Pages

Saturday, April 27, 2013

Enfleshment

Jim Rayburn's Final Message to Young Life staff in 1970

“By far the greatest job in the world today is just to thumb the pages of the New Testament, which was written to make Jesus Christ known, and to do it in the presence of a group of people who are listening, who know you care about them, and no beans about it; people that you’ve taken the time and the trouble to prove that you really care.” 

Most people live on devastated surfaces of their life and are not ready to hear about, "the greatest story ever told."  They are looking for someone to understand, empathize and walk with them through the journey of life.  

When he came to the village of Nazareth, his boyhood home, he went as usual to the synagogue on the Sabbath and stood up to read the Scriptures. The scroll of Isaiah the prophet was handed to him. He unrolled the scroll and found the place where this was written:

God's spirit is on me
      He's chosen me to preach the message of Good News to the poor
Sent me to announce pardon to prisoners
     and recovery of sight to the blind
To set the burdened and battered free
     to announce "This is God's Year to act!" 
Luke 4:18-19 (quoting Isaiah 61:1-2)

 The word here that is often used to preach and in the Greek does mean to share the good news.  However, in Isaiah the word is BASAR, which is actually "to put meat on, enflesh" the Good News of God.  

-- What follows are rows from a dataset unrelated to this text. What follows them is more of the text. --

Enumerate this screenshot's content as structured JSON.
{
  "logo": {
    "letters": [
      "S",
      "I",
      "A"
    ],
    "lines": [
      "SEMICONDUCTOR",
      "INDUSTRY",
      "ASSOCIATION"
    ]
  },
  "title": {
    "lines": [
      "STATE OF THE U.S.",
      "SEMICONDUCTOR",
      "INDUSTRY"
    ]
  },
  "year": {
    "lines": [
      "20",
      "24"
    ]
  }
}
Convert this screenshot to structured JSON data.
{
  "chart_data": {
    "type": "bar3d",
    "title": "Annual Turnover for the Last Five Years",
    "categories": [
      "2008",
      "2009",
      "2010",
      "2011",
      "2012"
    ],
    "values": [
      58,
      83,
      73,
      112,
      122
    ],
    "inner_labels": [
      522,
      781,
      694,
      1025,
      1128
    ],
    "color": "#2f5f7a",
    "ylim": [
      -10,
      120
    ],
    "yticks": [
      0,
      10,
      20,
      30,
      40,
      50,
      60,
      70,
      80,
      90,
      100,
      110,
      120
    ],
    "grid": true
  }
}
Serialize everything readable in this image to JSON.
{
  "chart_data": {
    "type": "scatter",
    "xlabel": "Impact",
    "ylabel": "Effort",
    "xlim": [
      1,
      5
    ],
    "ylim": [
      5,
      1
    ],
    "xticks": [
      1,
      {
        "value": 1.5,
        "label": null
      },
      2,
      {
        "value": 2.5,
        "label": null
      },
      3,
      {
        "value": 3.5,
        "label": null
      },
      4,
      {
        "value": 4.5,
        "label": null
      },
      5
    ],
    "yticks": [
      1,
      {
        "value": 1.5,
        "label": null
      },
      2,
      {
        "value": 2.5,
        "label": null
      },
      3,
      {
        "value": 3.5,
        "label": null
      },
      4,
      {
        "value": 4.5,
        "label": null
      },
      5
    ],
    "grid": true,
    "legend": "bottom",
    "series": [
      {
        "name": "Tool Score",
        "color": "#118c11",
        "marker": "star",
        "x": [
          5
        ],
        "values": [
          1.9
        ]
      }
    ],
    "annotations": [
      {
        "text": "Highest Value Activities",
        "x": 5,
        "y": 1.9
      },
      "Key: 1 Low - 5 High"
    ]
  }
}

We don't actually preach at people.  Somehow we need to become the Gospel for people to encounter.  To do this we need to learn to be cared for and to care for each other.  So much we talk about how God cares for others, but do we realize that God cares for all of who we are?  We must enflesh the Gospel by first letting it wash over us.  Do we let it impact our hearts, our relationships, our dependents, and our vocations?  How do we let forgiveness flow into us and out of us?  What are you harboring now?  Do you let the Gospel be enfleshed to you?  

1.  What is the care we receive? (Does it impact our core?)
2.  What is the care we practice? (Do we make the Gospel about morals, behaviors or truly about Good news?)
3.  What is the care we extend to others? (How does that overflow from us?)